WIE LANGE NOCH? Das ist nach dem Wahlbeben von Sachsen und Thüringen die „Mutter aller Fragen“ im Berliner Regierungsviertel. FDP-Vize Wolfgang Kubicki fordert bereits das Ende der Chaos-Ampel: „Das Wahlergebnis zeigt: Die Ampel hat ihre Legitimation verloren. Wenn ein beträchtlicher Teil der Wählerschaft ihr in dieser Art und Weise die Zustimmung verweigert, muss das Folgen haben.“ Kubicki betonte weiter: „Die Menschen haben den Eindruck, diese Koalition schadet dem Land. Und sie schadet definitiv der Freien Demokratischen Partei.“

Die um die Pfründe ihrer Ökosozialisten bangende „Grünen“-Chefin Ricarda Lang sprach mit Tränen in den Augen von einer „historischen Zäsur“. Denn eins ist klar: Kann die „Grünen“-Spitze nicht mehr Ministerposten, Dienstwagen und Fördermillionen für linksgrüne NGO-Projekte garantieren, ist auch das Führungs-Duo der „Grünen“ ganz schnell weg vom Fenster!

Scholz: „Es hat sich gelohnt“

Hinter den SPD-Kulissen wird Bundeskanzler Olaf Scholz bereits in Frage gestellt. Sollte die SPD bei den Landtagswahlen am 22. September in Brandenburg nicht mehr den Ministerpräsidenten (Dietmar Woidke) stellen, dürfte die Kanzler-Debatte bei den Genossen offen ausbrechen.  

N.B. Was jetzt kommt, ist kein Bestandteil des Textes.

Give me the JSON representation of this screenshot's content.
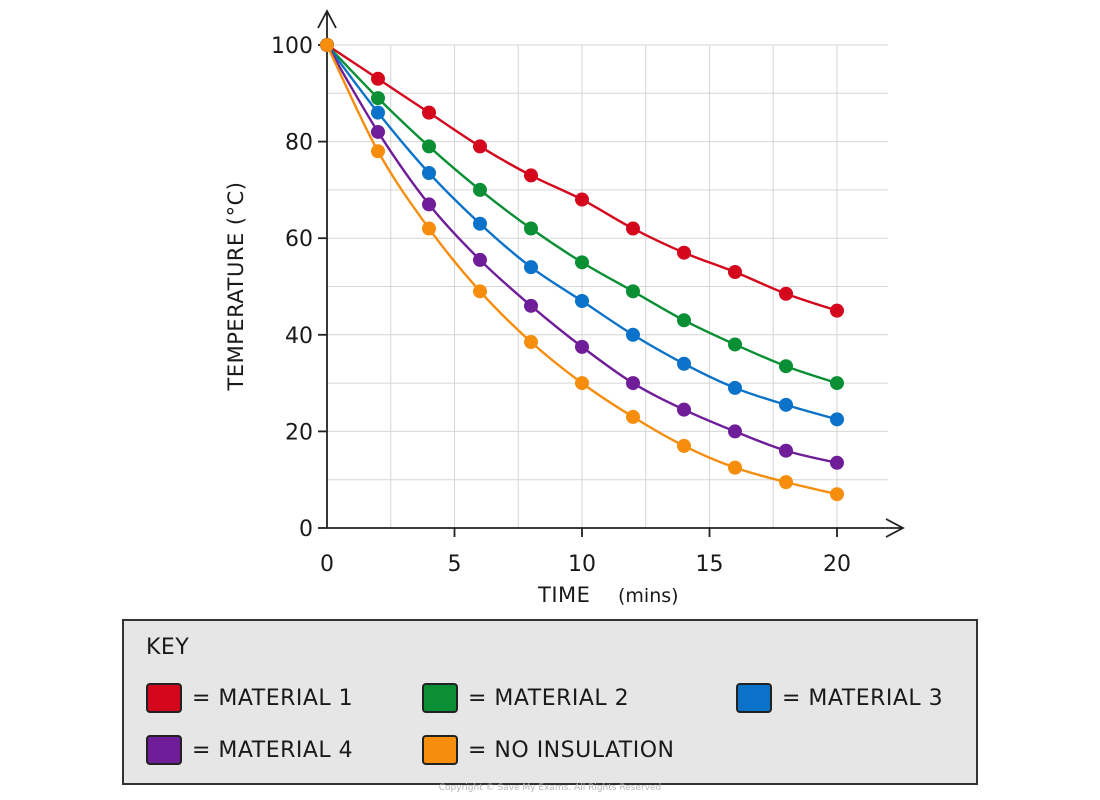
{
  "chart_data": {
    "type": "line",
    "xlabel": "TIME",
    "xlabel_unit": "(mins)",
    "ylabel": "TEMPERATURE (°C)",
    "xlim": [
      0,
      22
    ],
    "ylim": [
      0,
      100
    ],
    "x_ticks": [
      0,
      5,
      10,
      15,
      20
    ],
    "y_ticks": [
      0,
      20,
      40,
      60,
      80,
      100
    ],
    "grid": true,
    "x": [
      0,
      2,
      4,
      6,
      8,
      10,
      12,
      14,
      16,
      18,
      20
    ],
    "series": [
      {
        "name": "MATERIAL 1",
        "color": "#d4071c",
        "values": [
          100,
          93,
          86,
          79,
          73,
          68,
          62,
          57,
          53,
          48.5,
          45
        ]
      },
      {
        "name": "MATERIAL 2",
        "color": "#0a8f35",
        "values": [
          100,
          89,
          79,
          70,
          62,
          55,
          49,
          43,
          38,
          33.5,
          30
        ]
      },
      {
        "name": "MATERIAL 3",
        "color": "#0a72c8",
        "values": [
          100,
          86,
          73.5,
          63,
          54,
          47,
          40,
          34,
          29,
          25.5,
          22.5
        ]
      },
      {
        "name": "MATERIAL 4",
        "color": "#6f1d99",
        "values": [
          100,
          82,
          67,
          55.5,
          46,
          37.5,
          30,
          24.5,
          20,
          16,
          13.5
        ]
      },
      {
        "name": "NO INSULATION",
        "color": "#f68d0d",
        "values": [
          100,
          78,
          62,
          49,
          38.5,
          30,
          23,
          17,
          12.5,
          9.5,
          7
        ]
      }
    ]
  },
  "key": {
    "title": "KEY",
    "items": [
      {
        "label": "= MATERIAL 1",
        "color": "#d4071c"
      },
      {
        "label": "= MATERIAL 2",
        "color": "#0a8f35"
      },
      {
        "label": "= MATERIAL 3",
        "color": "#0a72c8"
      },
      {
        "label": "= MATERIAL 4",
        "color": "#6f1d99"
      },
      {
        "label": "= NO INSULATION",
        "color": "#f68d0d"
      }
    ]
  },
  "copyright": "Copyright © Save My Exams. All Rights Reserved"
}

Olaf Scholz sagte in einer ersten Reaktion „Die Wahlergebnisse von Sonntag sind bitter – auch für uns. Dennoch: Die SPD hat zusammengehalten.“ Er lobte den Wahlkampf seiner Partei. „Das hat sich gelohnt, denn die düsteren Prognosen in Bezug auf die SPD sind nicht eingetreten.“ 

So weit ist es unter Scholz, Esken und Klingbeil gekommen: Für die große deutsche Traditionspartei SPD, der Partei einst von Willy Brandt und Helmut Schmidt, „lohnt“ es sich heute, nicht aus Landtagen geflogen zu sein!

 

*Einar Koch, Jahrgang 1951, war von 1992 bis 2003 Leiter der Parlamentsredaktion der „Bild“-Zeitung in Bonn und Berlin, Politik-Chef des Blattes und zuletzt Politischer Chefkorrespondent.